As such, Manitoba’s highest court’s recent discussion in Jhanji v The Law Society of Manitoba, 2022 MBCA 78 (CanLII) provides a welcomed analysis of the issue. While it is in the context of the legal profession, the analysis is broad enough to apply to many professions. In fact, the Court cited several cases of incompetence from non-legal regulators. Unlike Mason, the type of incompetence in issue was an alleged absence of capabilities.

The Court made the following observations:

  • Incompetence harms not only the clients of the registrant, but also the registrant’s colleagues and the systems in which they practice.
  • Whether a registrant is incompetent depends very much on the facts; no two cases are alike.
  • Different language was used to describe incompetence, including “want of ability suitable to the task”, “lack of knowledge, skill and judgment” and “a basic lack of understanding of the applicable law”. The Court contrasted these descriptions to a situation where a registrant had “a bad day”.
  • In a nod to the Mason kind of case, the Court indicated that the causes of incompetence are diverse. It “can arise from the member’s natural qualities or experience” or it can be the result of “deficiencies in their disposition to use their ability and experience properly”.
  • Even though it recognized that incompetence findings are quite different from findings of professional misconduct, the court noted that “It matters little to the public interest in the competent practice of law that the appellant provided incompetent service with integrity or that he tried his best in providing incompetent service.” The Court agreed with the regulator that no amount of diligence, if exercised incompetently, is an adequate answer to the allegation.

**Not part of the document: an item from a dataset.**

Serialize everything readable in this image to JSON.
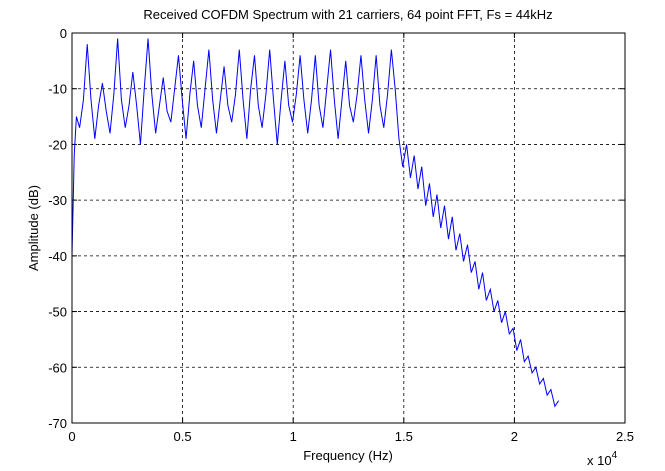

In fact, in this case the Court accepted that the registrant was a sincere person of good character with good intentions.
  • Incompetence findings are often established through expert opinion evidence given by practitioners with broad knowledge and experience in the practice of the profession. In this case the Court was reassured by the fact that the two expert witnesses had insight into the context in which the registrant worked (i.e., a sole practitioner practising mainly in litigation and commercial matters).
  • The evidence of incompetence was not confined to the registrant’s work product, such as documents he prepared. The evidence also included testimony about the registrant not having an office management system, his files being in disarray, practising without mentoring or practice supports, taking positions on files that were “nonsensical”, and not following the rules applicable to trust funds. Of particular interest, the expert witnesses also relied on their interviews with the registrant.
  • The Court acknowledged that this was not a case of “instances of reasonable differences of opinion that are common in discussions about the exercise of professional judgment”, which the Court implied might not constitute incompetence. Rather, the Court concluded that the registrant “lacks the minimum qualities needed to give effective professional [legal] services”.
  • Courts tend to be cautious about using the conduct of a registrant’s defence at their discipline hearing as evidence to support a finding. Such observations can amount to undermining a registrant’s right to make full answer and defence without fear that doing so can be used against them. It can also amount to finding fault for conduct not contained in the allegations. However, in this case, the Court supported the discipline panel’s consideration of the registrant’s manner of conducting his defence as reinforcing the concern about his competence. In fact, the Court also mentioned the registrant’s conduct of his appeal to court in the same way (i.e., it described his submissions as “prolix and unfocused”).
  • The Court noted that discipline panel’s reasons cited seven examples of incompetence. These examples assisted the Court in rejecting the registrant’s defence that he was a fearless advocate working on complex matters.
  • A panel of peers are best able to determine incompetence and, as such, deference will be accorded by the courts to the findings of a discipline panel. Even where there is a right of appeal, a Court would disturb the finding only where there is palpable and overriding error.

The Court supported the discipline panel’s conclusion that the registrant should never have been admitted to the profession.

The utility of this decision for other regulators might be hampered somewhat because it was such an obvious case. According to the Court, the registrant lacked the capacity to be a member of the profession, finding that “The appellant’s professional incompetence is not an isolated, or even a pattern of, gross mistake or the breakdown of previous competent practice; it is more egregious.” As such, the case may provide less guidance in cases that are not as clear-cut. However, the decision is still helpful in its extended analysis of the concept of incompetence.